I tell this story often:
I used to know a couple before I was married myself, second marriage for both of them. They were both past the age of having children when they married, their children were all adults, but they were both very involved with both his children and hers. They got along well with his ex-wife. I once had a chance to talk to him outside of her earshot, and learned a lesson I won’t ever forget.
He told me that he wished very much that he had figured out what was going wrong with his first marriage before he had given up on it. When his second marriage began to hit the skids, his second wife insisted on counselling. Through that, he realized that at least part of the problem was him. Actually, what he told me was that the problem with both marriages had been that he was a jerk, while convincing himself that all the problems were someone else’s fault. Once he realized how he needed to change, and began to change himself, the second marriage went very well.
He said he would never tell his second wife this, but that he regretted that he hadn’t figured this out sooner, because by his reckoning, instead of having two families to look out for, he would have had one family with better relationships and less damage done to all involved.
He said that he tells everyone he knows who is contemplating divorce not to leave the marriage until they have gone to the trouble to figure out what went wrong. He thought that this was the least you owed to your commitment to the marriage. You don’t leave until you know the problems can’t be fixed, so at the very least you don’t go jumping into the same problems all over again. Otherwise, his theory was that you’ll usually be attracted to another person very similar to the first one, ignore the warning signs you ignored the first time around, and you’ll be in the same boat again. It’s been twenty-five years since he told me that, I’ve seen marriages come and go, some lasting and some not, and I think he is absolutely right.
If you can, get counselling with your spouse. If you can’t, get counselling alone. Get a legal separation, if that is needed for your safety, for the safety of children, or for just protection of mutual assets. Otherwise, try to hang in there and be no less than decent in your behavior, no matter what your spouse does. If it is within your power, don’t divorce until you know that the marriage is ruined, as well as what ruined it. Don’t date again, even if you are granted a decree of nullity, until you’ve looked well into what your contribution has been to these situations. When lightning strikes twice, you gotta wonder if you’re not looking at a lightning rod.
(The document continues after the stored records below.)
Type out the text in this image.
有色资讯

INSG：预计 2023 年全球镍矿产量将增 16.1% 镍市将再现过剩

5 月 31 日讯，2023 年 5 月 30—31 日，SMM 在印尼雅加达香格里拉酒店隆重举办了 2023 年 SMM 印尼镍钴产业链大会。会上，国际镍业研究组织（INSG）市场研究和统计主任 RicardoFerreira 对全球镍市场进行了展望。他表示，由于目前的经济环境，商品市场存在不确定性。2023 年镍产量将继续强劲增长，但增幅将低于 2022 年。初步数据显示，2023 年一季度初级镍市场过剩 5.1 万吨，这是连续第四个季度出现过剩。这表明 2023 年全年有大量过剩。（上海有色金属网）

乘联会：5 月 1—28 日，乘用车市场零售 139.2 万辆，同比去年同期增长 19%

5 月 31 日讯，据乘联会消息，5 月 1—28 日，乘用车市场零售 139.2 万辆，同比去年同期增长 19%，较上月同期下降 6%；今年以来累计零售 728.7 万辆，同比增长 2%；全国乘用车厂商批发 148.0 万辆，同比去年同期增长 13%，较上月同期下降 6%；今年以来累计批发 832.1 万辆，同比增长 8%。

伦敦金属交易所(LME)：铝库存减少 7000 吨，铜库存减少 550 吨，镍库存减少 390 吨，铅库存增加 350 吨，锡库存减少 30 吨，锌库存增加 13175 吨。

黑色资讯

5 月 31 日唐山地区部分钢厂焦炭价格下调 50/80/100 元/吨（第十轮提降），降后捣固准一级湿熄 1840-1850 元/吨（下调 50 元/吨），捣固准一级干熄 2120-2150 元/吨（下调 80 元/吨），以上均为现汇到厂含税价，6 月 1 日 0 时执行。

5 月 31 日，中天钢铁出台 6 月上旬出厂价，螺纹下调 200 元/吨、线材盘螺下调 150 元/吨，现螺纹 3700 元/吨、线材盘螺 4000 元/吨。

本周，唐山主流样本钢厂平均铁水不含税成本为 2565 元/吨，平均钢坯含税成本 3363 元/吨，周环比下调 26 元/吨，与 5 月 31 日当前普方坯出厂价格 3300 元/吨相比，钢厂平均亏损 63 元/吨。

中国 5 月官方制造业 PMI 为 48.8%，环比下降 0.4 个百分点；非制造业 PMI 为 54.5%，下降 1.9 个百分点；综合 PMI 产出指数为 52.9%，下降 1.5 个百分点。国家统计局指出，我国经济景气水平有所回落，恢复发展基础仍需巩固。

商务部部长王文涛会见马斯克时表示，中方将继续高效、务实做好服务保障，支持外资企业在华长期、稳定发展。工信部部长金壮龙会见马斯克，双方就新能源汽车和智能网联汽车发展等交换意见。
By the way, “low” self esteem isn’t an impediment to marriage, per se. Most of us have low self-esteem, under certain circumstances. Few of us are so healthy that we are unaffected when those close to us undermine our self-esteem or when we encounter difficulties and failures over a long stretch of time. There are people who always humble and healthy, but a lot of validly married people don’t quite reach that benchmark! :rolleyes:
Seriously, though, consider the possibility that if being married to you hasn’t improved your wife’s esteem of herself, you may even, unknowingly, be part of her problem. This is a particular concern if you sense you have a pattern of attracting women with low self-esteem. I would be careful with the use of the word “pathological”, though. Though you might truly be displaying the effects of some psychic injury of your own, lacking some particular skills and virtues of relationship doesn’t make you diseased. You may simply be ignorant of what to do, and may mean well and go about “helping” in unhelpful ways that actually undermine your relationship. When you learn a healthier way that works better, you may be only too happy to employ your new-found skills. It is not as if we learn relationship skills by instinct. If there is one thing that The Fall means, it means that virtue is no longer our first instinct.
Remember the famous definition of a dsyfunctional family: “A family with more than one person in it.” You’re not going to ever find an easy marriage or an easy family, only a difficult marriage or family whose work, stresses and frustrations you wouldn’t trade for the world. Believe that your marital problems can be solved until you’ve proven otherwise…and may God be with you!